今天我就要跟大家談談這個問題的實現，這是由Mercari在Kaggle所舉辦的一場比賽，比賽目的在於，**為拍賣平台中的使用者提供參考售價**，在比賽中，我們會得到的資訊有**商品名稱、運費歸屬、商品分類、商品品牌、商品狀況、商品描述**，我們被要求以這些資訊來預測商品的售價，這些資料全都是由**文字**組成，因此在預測時相對較複雜。評分方式以**RMSLE**計算，較低者勝。
        
**<font size=6>解決方案</font>**

**<font size=3>1. 資料載入及前置處理</font>**

訓練資料有1482353筆，測試資料有3460725筆(stage 2)。為了後面cross-validation評分方便，先將訓練資料的售價做log(price+1)處理。

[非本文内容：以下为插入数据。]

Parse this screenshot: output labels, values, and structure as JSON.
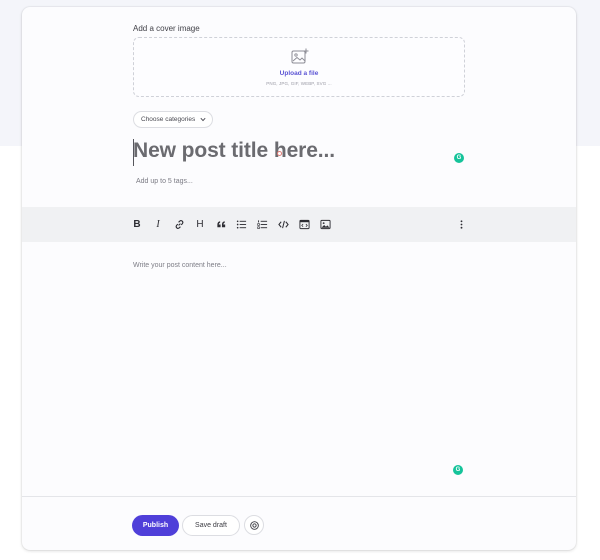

這個部分除了處理資料缺失值外，由於商品品牌數量過多，在程式運行時會佔據過多內存，導致程式無法運行，**因此只保留前2500大**，而2500個商品品牌已經包含了70%以上的商品數量。
        
        
        

In [None]:
#-----------------載入套件-------------------------
import pandas as pd
import numpy as np
import scipy

from sklearn.feature_extraction.text import CountVectorizer,TfidfVectorizer
from sklearn.preprocessing import LabelBinarizer

from sklearn.linear_model import Ridge
import xgboost as xgb
import lightgbm as lgb

from sklearn.model_selection import KFold

from sklearn.metrics import mean_squared_error

from scipy.optimize import minimize

import matplotlib.pyplot as plt

import gc


In [None]:
#-------------------資料準備-----------------------
print("Reading in Data")
df_train = pd.read_csv('../input/train.tsv', sep='\t')
df_test = pd.read_csv('../input/test_stg2.tsv', sep='\t')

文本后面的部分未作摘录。